Crowd Control Weapons Recommendations Presentation

Also at today’s meeting of the Public Safety and Human Services Committee meeting, the Community Police Commission, the Inspector General, and the Office of Police Accountably presented their recommendations regarding the use of crowd control weapons. I sponsored an amendment requesting this in the Council legislation adopted on June 15. I also sponsored an amendment to submit the legislation to US District Court Judge Robart, who oversees the 2012 Consent Decree with the US Department of Justice.

The three accountability bodies sent their recommendations in mid-August; each of the three accountability bodies have slightly different roles and responsibilities as part of the 3-legged stool that comprises our civilian accountability system. Here’s a link to their recommendations:

Here’s a summary chart; while it’s not a substitute for the individual reports, it contains a useful high-level comparison of the recommendations, where they overlap and where they diverge, of the three accountability bodies.

All three bodies note support for allowing for the use of some less lethal options outside the context of crowd control. Both the OPA and OIG propose re-authorizing the limited use of crowd control devices during crowd control situations when violence is present; the OIG indicates any re-authorization should be accompanied by changes in policy and training to reduce risk of harm to non-violent protestors; the OPA proposes conditions to minimize use.

Video of the meeting will be available at the Seattle Channel committee archive.

Here’s background about the court cases regarding use of crowd control weapons; US District Court Judge Robart approved a temporary restraining order on implementation of the Council’s ordinance that was requested by the US Department of Justice. A current motion would see resolution of the case in October.
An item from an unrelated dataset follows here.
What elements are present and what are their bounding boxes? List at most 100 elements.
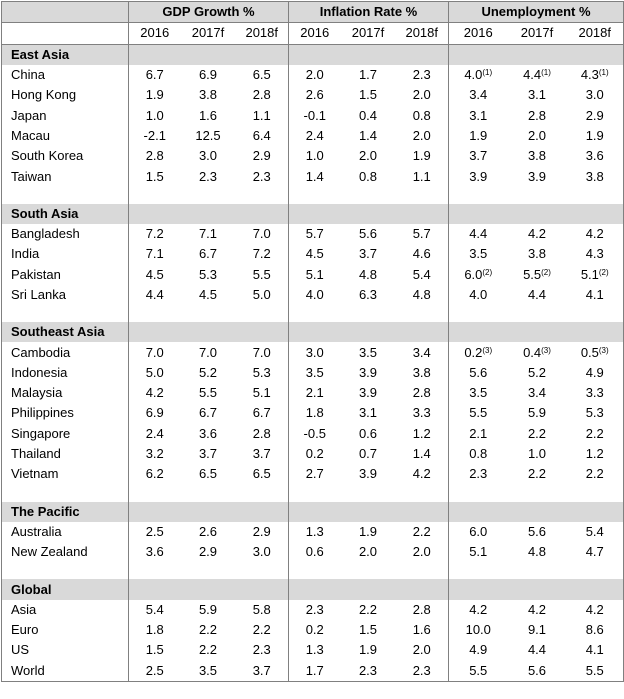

To allow for further consideration of our approach addressing the issues raised by the DOJ, the Court, and the 3 accountability partners, we have requested a short extension of the current deadlines set by the Court. The court had previously ordered the parties to submit memoranda by Sept 12, “analyzing the interaction of the Ordinance with the Consent Decree, as well as with any SPD policies that the Consent Decree governs”. The court also directed the parties to respond to the reports submitted by the OPA and IG. In light of the necessary work to address the issues raised by the DOJ, the Court, and the 3 accountability partners, we recognize that more time will be needed.

In a separate case, On June 13th, US District Court approved a temporary restraining order sought by Black Lives Matter and the ACLU limiting the use of crowd control devices in protests; the City agreed to extend the preliminary injunction limiting the use of crowd control devices through September 30th.  On August 10th, in response to a motion of contempt by BLM/ACLU, the City agreed to the expansion of the injunction to further limit the use of chemical irritants or projectiles, and specifically called out a prohibition on use against journalists, legal observers and medics, and specified that declaring a riot does not exempt the city from its obligations under the order.
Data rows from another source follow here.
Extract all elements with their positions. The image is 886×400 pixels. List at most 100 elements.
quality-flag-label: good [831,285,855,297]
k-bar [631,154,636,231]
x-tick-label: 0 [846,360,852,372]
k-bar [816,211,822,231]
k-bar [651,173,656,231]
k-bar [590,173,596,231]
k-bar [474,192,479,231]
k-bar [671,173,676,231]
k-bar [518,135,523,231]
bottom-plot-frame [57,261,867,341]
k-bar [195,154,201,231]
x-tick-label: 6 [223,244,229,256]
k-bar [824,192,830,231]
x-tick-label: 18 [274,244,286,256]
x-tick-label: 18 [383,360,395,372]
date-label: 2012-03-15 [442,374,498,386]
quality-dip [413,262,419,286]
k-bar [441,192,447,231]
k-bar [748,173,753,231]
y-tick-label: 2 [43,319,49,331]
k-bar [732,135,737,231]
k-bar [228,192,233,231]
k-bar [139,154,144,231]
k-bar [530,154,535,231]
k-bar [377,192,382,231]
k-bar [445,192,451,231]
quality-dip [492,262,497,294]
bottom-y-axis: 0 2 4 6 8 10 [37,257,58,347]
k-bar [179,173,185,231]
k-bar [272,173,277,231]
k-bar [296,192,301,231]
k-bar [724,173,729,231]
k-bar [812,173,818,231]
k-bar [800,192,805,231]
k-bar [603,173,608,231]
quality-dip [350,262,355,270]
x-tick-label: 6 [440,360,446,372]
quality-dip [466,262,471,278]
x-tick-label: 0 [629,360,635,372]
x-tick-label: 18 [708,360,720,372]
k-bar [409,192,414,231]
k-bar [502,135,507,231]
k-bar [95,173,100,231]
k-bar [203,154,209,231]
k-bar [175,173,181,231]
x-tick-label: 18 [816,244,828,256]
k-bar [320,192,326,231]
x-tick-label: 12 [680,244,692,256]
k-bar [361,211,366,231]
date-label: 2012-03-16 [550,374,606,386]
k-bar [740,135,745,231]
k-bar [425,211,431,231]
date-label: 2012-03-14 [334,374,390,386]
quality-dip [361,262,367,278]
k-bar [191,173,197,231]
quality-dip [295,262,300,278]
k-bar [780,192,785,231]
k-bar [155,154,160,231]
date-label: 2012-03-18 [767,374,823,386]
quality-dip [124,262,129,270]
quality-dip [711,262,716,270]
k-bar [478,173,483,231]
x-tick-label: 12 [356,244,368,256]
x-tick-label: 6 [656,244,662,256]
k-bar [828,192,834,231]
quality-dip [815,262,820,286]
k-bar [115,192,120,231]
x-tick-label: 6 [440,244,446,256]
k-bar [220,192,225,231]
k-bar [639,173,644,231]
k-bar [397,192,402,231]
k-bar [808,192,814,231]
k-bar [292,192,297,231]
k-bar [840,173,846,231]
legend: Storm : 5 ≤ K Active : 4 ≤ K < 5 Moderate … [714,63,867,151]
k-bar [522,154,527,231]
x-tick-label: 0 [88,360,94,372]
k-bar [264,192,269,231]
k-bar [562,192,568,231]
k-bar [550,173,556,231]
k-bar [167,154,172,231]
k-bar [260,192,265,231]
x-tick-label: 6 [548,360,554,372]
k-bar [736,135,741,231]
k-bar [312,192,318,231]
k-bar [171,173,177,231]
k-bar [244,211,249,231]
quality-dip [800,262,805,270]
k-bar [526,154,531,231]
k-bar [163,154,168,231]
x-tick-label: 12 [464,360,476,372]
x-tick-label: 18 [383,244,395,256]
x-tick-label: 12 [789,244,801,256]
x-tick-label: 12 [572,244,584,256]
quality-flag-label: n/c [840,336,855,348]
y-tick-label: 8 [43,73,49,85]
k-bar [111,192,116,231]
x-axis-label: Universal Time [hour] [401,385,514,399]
Good Things Happening in the West Seattle Junction

As they always do, the West Seattle Junction Association is working hard to promote our neighborhood business district with a critical emphasis on the need on economic recovery for the small businesses there.  Check out this video commissioned by West Seattle Junction Association to promote our beautiful district.

“West Seattle has its own vibe. We are set apart from the rest of Seattle in a very unique way – and it shows through our community, people, and businesses. Set in the heart of West Seattle is the West Seattle Junction: the center of art and commerce for the incredible people that encompass our neighborhood. Whether you’re looking to visit, or for a more permanent change of scenery – look no further than the soulful, vibrant community of West Seattle.”